Odeur de morue et poussière noire que les couffins remplis de morceaux d'anthracite répandaient, ce n'était pas des lieux où l'on avait envie de s'attarder, et l'ensemble était à la couleur des souvenirs qu'Angélique pouvait y avoir. C'était la première fois qu'elle y revenait depuis les drames qui s'y étaient déroulés et malgré sa volonté de ne pas les évoquer, il n'était pas facile d'en chasser toutes les images.
Un peu plus haut, sur la courte falaise, à la frange des bois d'épinettes noires que la chaleur commençait de poudrer de gris, gîtait la tombe d'Ambroisine de Maudribourg, la bienfaitrice. Il y avait gros à parier que personne ne devait s'en soucier. Les habitants permanents ou intermittents du coin, s'il leur arrivait de passer auprès de cette pierre gravée du nom d'une noble dame, ignoraient à qui ou à quoi elle se rapportait.
Quant à Angélique, aucune attraction de curiosité ou de morbidité, encore moins de charité chrétienne, ne la persuaderait d'aller là-haut, même pour se convaincre que la dangereuse créature était bien morte.
Du fort à quatre tourelles à mi-côté, la longue baie se découvrait où régnaient des alternatives de gris et de jaune, les brumes donnant aux navires à l'ancre des silhouettes lointaines, et quand la lumière des vaguelettes tracées en longues lignes horizontales superposées miroitait, elle y voyait courir, s'enfuyant, le démon blanc, poursuivi par le harpon du baleinier basque.
Zalil, le complice, le frère de lait d'Ambroisine, le naufrageur au gourdin de plomb. Délirante, Ambroisine murmurait :
« Nous étions trois enfants maudits, dans les forêts du Dauphiné : lui, Zalil et moi... »
Aujourd'hui, le troisième des enfants maudits était mort : Sébastien d'Orgeval, l'homme brillant, le prêtre, au regard de saphir...

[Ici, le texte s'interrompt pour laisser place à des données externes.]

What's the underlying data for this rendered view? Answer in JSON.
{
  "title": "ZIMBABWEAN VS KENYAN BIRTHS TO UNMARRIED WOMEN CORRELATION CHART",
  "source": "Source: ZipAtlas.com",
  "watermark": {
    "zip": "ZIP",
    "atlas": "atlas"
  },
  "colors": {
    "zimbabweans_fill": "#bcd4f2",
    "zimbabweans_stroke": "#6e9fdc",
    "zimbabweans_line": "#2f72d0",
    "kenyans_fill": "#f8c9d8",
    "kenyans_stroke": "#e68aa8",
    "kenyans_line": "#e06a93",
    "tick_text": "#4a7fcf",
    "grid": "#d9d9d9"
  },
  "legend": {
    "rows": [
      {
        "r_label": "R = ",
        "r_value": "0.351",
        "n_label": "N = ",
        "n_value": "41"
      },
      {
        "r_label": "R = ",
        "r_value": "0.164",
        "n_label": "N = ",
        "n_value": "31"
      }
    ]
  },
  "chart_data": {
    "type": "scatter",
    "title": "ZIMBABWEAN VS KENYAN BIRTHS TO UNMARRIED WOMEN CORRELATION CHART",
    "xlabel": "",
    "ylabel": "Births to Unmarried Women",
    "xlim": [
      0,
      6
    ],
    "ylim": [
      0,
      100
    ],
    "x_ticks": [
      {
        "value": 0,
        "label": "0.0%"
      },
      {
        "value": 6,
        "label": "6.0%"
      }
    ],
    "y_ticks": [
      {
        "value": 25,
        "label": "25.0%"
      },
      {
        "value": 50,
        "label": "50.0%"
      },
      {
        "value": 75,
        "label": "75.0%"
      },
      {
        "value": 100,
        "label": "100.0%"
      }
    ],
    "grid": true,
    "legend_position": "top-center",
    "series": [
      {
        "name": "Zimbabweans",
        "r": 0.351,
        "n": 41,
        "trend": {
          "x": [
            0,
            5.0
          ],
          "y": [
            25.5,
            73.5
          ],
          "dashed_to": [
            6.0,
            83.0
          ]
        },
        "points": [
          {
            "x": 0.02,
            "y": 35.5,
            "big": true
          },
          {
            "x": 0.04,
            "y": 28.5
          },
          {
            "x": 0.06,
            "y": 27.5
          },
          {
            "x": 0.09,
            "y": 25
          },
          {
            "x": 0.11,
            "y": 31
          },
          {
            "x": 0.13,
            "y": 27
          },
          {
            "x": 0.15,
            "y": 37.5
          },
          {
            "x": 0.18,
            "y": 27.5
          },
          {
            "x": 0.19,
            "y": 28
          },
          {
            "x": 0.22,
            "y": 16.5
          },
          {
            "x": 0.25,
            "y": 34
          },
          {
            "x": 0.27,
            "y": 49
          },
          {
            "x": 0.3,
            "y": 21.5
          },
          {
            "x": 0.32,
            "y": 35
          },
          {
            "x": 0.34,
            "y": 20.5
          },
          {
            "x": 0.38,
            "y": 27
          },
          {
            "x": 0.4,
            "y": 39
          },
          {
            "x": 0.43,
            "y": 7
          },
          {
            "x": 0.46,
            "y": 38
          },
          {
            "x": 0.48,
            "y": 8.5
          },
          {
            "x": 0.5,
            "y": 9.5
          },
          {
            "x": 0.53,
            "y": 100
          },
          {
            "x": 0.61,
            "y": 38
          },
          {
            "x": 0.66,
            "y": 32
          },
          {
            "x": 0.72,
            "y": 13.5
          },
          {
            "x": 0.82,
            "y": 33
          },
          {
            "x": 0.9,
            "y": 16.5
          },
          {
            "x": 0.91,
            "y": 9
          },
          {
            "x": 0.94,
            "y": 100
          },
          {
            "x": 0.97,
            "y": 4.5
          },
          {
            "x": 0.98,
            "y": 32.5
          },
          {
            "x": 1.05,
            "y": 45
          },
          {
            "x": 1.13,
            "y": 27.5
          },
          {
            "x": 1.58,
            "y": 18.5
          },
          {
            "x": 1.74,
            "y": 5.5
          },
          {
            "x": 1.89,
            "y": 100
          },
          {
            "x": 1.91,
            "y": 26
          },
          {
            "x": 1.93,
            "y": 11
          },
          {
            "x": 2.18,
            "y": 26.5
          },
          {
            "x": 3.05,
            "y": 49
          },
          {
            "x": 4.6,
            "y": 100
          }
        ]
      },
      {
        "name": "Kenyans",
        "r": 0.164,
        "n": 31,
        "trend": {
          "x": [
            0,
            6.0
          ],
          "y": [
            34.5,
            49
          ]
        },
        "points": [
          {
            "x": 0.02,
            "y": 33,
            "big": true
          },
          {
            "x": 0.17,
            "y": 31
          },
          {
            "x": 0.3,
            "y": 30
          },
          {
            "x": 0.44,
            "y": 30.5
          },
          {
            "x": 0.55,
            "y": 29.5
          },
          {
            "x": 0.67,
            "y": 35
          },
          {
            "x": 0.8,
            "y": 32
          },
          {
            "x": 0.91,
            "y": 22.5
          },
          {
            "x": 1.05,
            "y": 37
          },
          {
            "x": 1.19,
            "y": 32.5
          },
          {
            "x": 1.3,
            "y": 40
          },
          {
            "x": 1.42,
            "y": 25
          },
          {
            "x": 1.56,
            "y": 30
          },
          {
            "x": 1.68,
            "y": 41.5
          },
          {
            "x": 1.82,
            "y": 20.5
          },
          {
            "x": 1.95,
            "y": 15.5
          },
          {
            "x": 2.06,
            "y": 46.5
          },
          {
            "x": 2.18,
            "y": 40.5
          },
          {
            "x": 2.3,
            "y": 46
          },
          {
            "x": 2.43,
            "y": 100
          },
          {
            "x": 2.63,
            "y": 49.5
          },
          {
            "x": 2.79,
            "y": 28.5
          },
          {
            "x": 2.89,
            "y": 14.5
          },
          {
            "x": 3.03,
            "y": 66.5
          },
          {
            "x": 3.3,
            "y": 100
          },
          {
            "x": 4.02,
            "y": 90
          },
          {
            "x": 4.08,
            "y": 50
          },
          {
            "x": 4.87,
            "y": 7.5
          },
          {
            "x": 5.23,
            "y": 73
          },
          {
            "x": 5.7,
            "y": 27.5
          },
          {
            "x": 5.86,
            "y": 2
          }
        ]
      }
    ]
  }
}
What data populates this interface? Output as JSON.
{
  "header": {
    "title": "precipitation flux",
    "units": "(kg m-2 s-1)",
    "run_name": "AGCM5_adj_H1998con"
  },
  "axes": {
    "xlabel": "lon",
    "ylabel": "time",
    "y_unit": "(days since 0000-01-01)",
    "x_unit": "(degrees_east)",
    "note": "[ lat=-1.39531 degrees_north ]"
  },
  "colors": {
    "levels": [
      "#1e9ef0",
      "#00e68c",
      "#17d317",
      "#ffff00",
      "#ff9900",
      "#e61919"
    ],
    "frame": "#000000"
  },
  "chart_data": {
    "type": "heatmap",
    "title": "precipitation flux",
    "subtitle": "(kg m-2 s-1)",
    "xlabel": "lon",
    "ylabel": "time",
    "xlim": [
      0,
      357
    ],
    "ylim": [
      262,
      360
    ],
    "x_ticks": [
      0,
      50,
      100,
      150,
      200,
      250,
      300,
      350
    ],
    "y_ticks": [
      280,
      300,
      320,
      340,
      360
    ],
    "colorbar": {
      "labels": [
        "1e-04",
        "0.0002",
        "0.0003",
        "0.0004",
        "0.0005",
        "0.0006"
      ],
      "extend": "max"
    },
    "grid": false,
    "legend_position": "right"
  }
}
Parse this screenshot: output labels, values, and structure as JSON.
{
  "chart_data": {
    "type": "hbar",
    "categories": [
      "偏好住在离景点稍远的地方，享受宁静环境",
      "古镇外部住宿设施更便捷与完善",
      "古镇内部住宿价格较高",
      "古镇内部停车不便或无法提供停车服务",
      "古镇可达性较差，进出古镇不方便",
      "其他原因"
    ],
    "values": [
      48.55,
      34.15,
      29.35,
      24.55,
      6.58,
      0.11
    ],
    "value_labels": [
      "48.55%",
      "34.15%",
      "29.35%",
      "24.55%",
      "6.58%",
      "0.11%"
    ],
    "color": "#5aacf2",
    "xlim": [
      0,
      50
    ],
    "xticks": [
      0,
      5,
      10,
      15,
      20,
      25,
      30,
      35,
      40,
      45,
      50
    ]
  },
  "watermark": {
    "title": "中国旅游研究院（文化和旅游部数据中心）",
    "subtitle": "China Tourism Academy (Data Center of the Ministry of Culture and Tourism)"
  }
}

La Nouvelle-France devait être maintenant avertie de cette mort. À supposer que le père de Marville ait été dirigé vers l'Europe, sans pouvoir faire parvenir la nouvelle avant les glaces, les navires du printemps l'avaient dû porter.
Joffrey ne paraissait pas envisager que cela puisse encore, pour l'instant, influencer leurs bons rapports avec Québec. Il disait : « pour l'instant » par prudence, sachant que les meilleurs résultats sont à la merci de la fragilité des opinions humaines et de la versatilité des passions. Les gens de Wapassou n'étaient responsables en rien de cette mort, mais l'entente et la neutralité qu'ils avaient établies avec les Iroquois avaient toujours irrité les Français et, maintenant que les Iroquois avaient fait périr l'un de leurs missionnaires parmi les plus grands, cela pourrait ramener en surface des sentiments de défiance et de rancœur vis-à-vis de ceux qui se prétendaient en paix avec les terribles ennemis de la Nouvelle-France. Donc ce voyage venait à point pour dissiper d'éventuelles divergences.